Despite many setbacks, most of these
UN missions helped end insurgencies,
backstop elections and provide political stability in countries including Liberia
and Côte d’Ivoire. Research has established that most of these missions were
considered successful. Assessment of the UN missions were however overshadowed by the disastrous non-UN-led interventions
in Iraq and Afghanistan. Yet, the
UN multidimensional peace operations which
were eventually deployed to Mali and Central African Republic (MINUSMA 2013,
MINUSCA 2014), took over the stabilization agenda which had characterized the
Western-led intervention in Afghanistan. In fact, the four missions in Mali, Central
African Republic, DRC and Haiti were authorized with the explicit mandate to
stabilize countries in which no peace agreements had been reached yet, mandated
with
protecting civilians and governments against an aggressor or general destabilization, amidst ongoing violence, while at the same time being part of a larger
process that seeks
a political settlement for the conflict.
The overall number of UN (military, police and civilian) peacekeepers had
gradually increased to a record level of 126,247 by April 2015, but since 2014 no major
UN peacekeeping operation has been established, and the UN also closed
some larger operations in Côte d’Ivoire, Darfur, Haiti, Liberia, and more recently,
Mali.
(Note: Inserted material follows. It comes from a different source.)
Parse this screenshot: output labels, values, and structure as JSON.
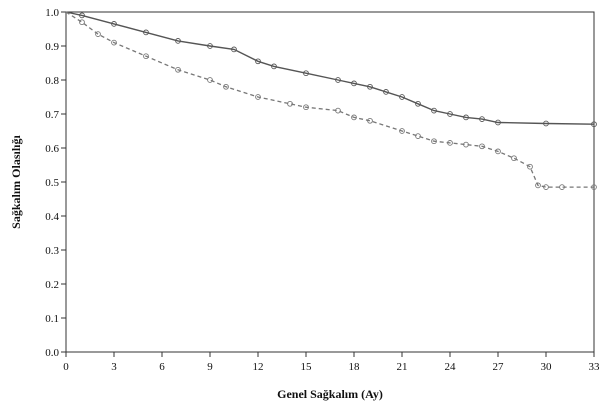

By May 2025, 11 peacekeeping operations were still active (with a total of
68,784 peacekeepers), with the remaining three large missions (DRC, Central
African Republic, South Sudan) in the process of further downsizing. Instead
of UN peacekeeping operations, the
UN Security Council has deployed
Special Political Missions (SPMs) which employ political and diplomatic instruments to
promote peace, yet typically cannot protect civilians due to lack of military units.
The gradual “uploading” of stabilization into UN practice reflected both a changing international context and increasing consensus among
members of the UN Security Council to mandate robust operations to
contain aggressors and spoilers in the midst of conflict, as well as the different
type of conflict theatres where it was impossible to stick to traditional notions
of peacekeeping. The turn towards stabilization had several problematic effects
which explain its meagre popularity within UN bureaucracy, but also the lack of
major diplomatic protest, when Mali effectively decided in 2023 not to extend the
UN peace operation.
We need first to consider what de Coning has called the stabilization dilemma. The more effectively a peace operation protects civilians and
helps to achieve stability, the less incentive there is for ruling political elites to
find long-term political solutions. All parties somehow assume that the state
is likely to collapse, or to lose significant parts of its territory to armed groups,
should the
peacekeeping operation withdraw. As a result, the
Security Council keeps these operations in place without a proper exit-strategy. Although all these
operations are tasked with mediation and good offices mandates, it has, second,
proven more and more difficult to promote a political project for sustaining peace.
The respective governments have tried to limit the political role the UN mission
might play, and “non-state armed groups may not necessarily see the UN as an
honest broker if it has engaged in stabilization actions against them”. The
Report of the High-Level Independent Panel on Peace Operations (HIPPO Report) in 2015 stressed the “primacy of politics”, emphasizing that
UN peacekeeping operations can be effective only when there is a viable political
project they can support and protect
“Lasting peace is not achieved nor sustained by military and technical engagements, but through political solutions. The primacy of politics should be the hallmark of the approach of the United Nations to the resolution of conflict, during
mediation, the monitoring of ceasefires, assistance to the implementation of peace
accords, the management of violent conflicts and longer-term efforts at sustaining
peace” (UN 2015a, para 43).
Third, while earlier generations of UN operations were criticized for the heavy
emphasis on the external engineering of liberal transformation, stabilization
missions tended to turn into illiberal regime-supporting operations, with UN
reluctant to call out government abuses for fear of straining relations, and in the
process even undercutting long-term bottom-up efforts to build peace. According
to Paris, UN practice has tended towards an “authoritarian peacebuilding model” which tends to empower coercive states most of the time.